Something I've found myself doing often this year:  re-reading Eat Pray Love when I feel low-down, or lonely, or heartbroken, or like a failure, or some permutation of the above.

There's a strange side-effect of reading this book.  You see, in every other chapter, Liz is describing some friend or family member of hers, being, as she is, the consumate people person.  And if you, like me, are somewhat dramatically self-aware ALL THE TIME (constantly seeing your own actions as through the eye of a camera), you may (as I do) find yourself describing, er, yourself, in Liz-voice.

"Erin, who likes to re-read my novel quite a lot, is a quiet, intense girl with a great big cloud of dark hair and a tendency to psychoanalyze, or just analyze, everything around her."  See, the great thing is, she's incredibly forgiving and complimentary about everyone she describes, so when you're talking about yourself in Liz-voice, you can say really nice things.  And Liz frequently discusses depression and such:  "Erin knows a lot about depression, and likes to wryly compare suicidal depression to hemorrhoids.  The description is apt because..."  Liz would totally give me credit for being right even when I wasn't, and then would go on and complete my observations for me in a way that would make even better sense.

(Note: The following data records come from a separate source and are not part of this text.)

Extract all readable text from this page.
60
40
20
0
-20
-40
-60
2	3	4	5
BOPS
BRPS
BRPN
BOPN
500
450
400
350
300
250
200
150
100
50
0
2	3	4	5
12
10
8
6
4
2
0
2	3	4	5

I only just realized that I was doing this.  It's sort of a fun thing to do, and I've firmly decided not to think of it as insanely narcissistic.  (Quirky, self-obsessive fun, maybe...)

* * *

toqueville just described me as having an "avalanche of hair" which is so much more incredibly accurate, in terms of my hair, than "cloud", that I promptly had to blog the awesomeness.  Hair avalanche!  I haz one!